NVM and Narita Gonzalez moved to A. Mabini Street, Area I, in the early fifties. At the time, the University of the Philippines provided generous housing programs to its faculty among them the group of “Pioneer Homes” that became the hub of the University community. It was a distinction that the Gonzalez residence enjoyed for over fifty years.
On November 18, 2005, as was her custom, Narita settled into the living room to pick up on her writing from the previous day. Around mid-morning a fire broke out in an annexed bedroom, sped across the ceiling, leapt down the walls and in the quick span of half an hour laid bare the seared bones of a beloved home. Narita had been spirited out of the house just as the inferno descended into the interior structure. She was unhurt but distraught.
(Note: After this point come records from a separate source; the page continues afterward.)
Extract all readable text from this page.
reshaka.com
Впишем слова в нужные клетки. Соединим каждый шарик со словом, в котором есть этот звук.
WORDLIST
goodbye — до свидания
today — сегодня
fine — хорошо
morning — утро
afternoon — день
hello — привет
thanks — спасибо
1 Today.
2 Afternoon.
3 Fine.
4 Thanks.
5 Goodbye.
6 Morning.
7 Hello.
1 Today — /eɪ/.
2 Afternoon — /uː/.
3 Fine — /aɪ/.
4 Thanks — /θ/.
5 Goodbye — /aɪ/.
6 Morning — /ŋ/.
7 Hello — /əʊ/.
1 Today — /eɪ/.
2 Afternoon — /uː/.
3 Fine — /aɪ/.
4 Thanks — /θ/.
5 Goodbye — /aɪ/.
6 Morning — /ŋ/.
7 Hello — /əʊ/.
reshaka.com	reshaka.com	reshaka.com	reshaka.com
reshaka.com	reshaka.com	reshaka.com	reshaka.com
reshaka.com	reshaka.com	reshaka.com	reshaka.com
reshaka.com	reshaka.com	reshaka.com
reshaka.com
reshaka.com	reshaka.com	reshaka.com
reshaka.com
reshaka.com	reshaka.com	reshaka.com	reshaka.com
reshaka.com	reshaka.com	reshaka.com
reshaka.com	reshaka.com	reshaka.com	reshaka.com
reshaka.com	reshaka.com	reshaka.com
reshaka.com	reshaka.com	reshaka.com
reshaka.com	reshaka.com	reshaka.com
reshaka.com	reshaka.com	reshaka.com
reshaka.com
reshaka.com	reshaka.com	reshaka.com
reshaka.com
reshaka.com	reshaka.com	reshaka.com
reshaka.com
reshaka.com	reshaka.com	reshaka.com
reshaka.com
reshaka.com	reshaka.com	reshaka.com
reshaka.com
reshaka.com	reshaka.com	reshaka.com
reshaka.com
An accumulation of books, photographs and mementos from many years of writing, teaching and traveling are all gone.  NVM’s letters, unpublished manuscripts and some published articles survived but require restoration and conservation.  The University of the Philippines’ Archives is in the process of evaluating the extent of work required to ensure the full rehabilitation of the collection.
While it was first and foremost home to NVM, Narita and their four children, Ibarra, Selma, Michael and Lakshmi, P-57 A. Mabini was a haven to many – to NVM’s students, to writers, musers and would-be philosophers, to musicians and sometimes even members of the clergy.  It was a place where friends congregated, where courtships flowered and dissolved, where fates were pondered and sometimes pursued.  In the mind’s eye, one can still make out the photographs and artwork that hugged the walls.  Books that marched in silence across the shelves from corner to corner and clambered down to the floor.  Late in the day, Balinese woodcarvings playfully cast their shadows on the walls until they were banished by the fading light.  Now and then one can still hear the strains of a violin and the quick gasp of the player as he ends his piece on a lingering, solitary note.
To those who share our memories and the countless others who have reached out to our family during this ordeal, we express our humble and deep appreciation.  We would also like to express our gratitude to those who have extended material assistance to our mother, Narita.  We would like to especially thank the Lesaca family for their loyalty and forbearance.  We would like to acknowledge the support of the University of the Philippines’ administration in finding alternative housing for the family and in guiding our plans to rebuild a new residence on the same site. Efforts to restore and preserve surviving documents are being undertaken by the University Archives. In time, we hope to rebuild a digital NVM collection.  


This experience is a call to writer's families and collectors for the need and urgency of implementation preservation programs for writers and artists. The NVM Writers' Workshop hopes that it can influence those in management of this materials to develop preservation strategies. The Workshop is ready to assist in these efforts.